Her work has been exhibited internationally at venues including the Louvre during Paris+ Art Basel, Chelsea Old Town Hall during London Art Week, the European Museum of Modern Art in Barcelona, and Philadelphia’s Magic Gardens. She has been featured in Create! Magazine, Killer Magazine, Daughter Magazine, and on the front page of the Salem Sunbeam. Gamel received the Women in Art Excellence Award from Artio Gallery in London, as well as First Place and Best in Show honors from Art Is Cool. She earned her BFA with high honors from Moore College of Art & Design, where she was awarded the Emerging Leaders in the Arts Scholarship and the Excellence in Painting Award, supporting her research on Eastern Baroque architecture in St. Petersburg.

Contact

www.jogamel.com
jodee_joan@yahoo.com
instagram.com/jogamel

Interview

What inspires your art practice and keeps you motivated?
I’m inspired by the dialogue between nature, architecture, and the body. Transforming found relics into devotional forms sustains my curiosity about ritual, healing, and collective memory.

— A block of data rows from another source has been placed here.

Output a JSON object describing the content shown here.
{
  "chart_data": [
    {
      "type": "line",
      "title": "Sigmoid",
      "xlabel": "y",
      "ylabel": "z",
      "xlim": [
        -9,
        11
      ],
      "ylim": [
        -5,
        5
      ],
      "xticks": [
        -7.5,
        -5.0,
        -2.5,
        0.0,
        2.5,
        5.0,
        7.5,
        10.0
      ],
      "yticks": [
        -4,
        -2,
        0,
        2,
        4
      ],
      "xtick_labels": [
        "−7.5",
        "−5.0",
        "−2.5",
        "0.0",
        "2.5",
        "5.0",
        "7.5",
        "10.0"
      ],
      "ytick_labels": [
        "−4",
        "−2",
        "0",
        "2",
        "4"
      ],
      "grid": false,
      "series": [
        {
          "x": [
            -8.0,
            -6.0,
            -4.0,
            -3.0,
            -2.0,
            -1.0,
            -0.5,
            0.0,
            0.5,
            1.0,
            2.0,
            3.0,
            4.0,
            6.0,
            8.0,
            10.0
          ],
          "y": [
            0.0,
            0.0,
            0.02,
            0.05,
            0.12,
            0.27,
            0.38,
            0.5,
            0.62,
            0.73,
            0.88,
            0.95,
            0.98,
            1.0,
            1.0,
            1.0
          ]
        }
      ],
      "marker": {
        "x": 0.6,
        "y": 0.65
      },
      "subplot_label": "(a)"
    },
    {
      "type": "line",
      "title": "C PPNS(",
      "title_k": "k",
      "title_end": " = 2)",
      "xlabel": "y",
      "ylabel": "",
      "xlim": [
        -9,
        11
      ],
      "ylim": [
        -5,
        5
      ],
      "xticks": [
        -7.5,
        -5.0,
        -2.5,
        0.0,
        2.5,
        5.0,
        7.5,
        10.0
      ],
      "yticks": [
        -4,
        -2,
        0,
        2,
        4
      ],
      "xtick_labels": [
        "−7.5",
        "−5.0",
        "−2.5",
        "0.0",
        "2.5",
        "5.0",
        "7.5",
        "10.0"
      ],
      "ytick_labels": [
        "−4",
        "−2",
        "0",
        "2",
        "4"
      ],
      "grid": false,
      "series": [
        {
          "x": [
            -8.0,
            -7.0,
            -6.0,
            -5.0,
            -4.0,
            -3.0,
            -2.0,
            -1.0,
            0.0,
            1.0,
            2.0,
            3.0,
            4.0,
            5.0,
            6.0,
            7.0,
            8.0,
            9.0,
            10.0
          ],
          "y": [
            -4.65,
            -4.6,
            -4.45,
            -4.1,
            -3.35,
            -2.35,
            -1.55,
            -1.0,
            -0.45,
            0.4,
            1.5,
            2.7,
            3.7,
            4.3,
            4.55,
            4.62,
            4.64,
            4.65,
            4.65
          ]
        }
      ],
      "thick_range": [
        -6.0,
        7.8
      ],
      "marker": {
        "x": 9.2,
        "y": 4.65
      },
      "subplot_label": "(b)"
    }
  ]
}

How does your mission as an artist influence the work you create?
My mission is to merge care with critique. I create spaces where art functions as both reflection and restoration, dissolving boundaries between the sacred and the social.


Can you share a key part of your creative process that helps you stay focused?
I begin each project with a grounding ritual — arranging a small altar in the studio. This practice anchors my attention and keeps intuition central to the process.


What mindset tip do you rely on to overcome challenges in your art career?
I approach obstacles as part of the work’s evolution. Patience and experimentation often reveal what urgency obscures.


How do you hope your art impacts the world or your community?
I hope my work fosters reflection and renewal, encouraging viewers to consider healing as a shared and imaginative act.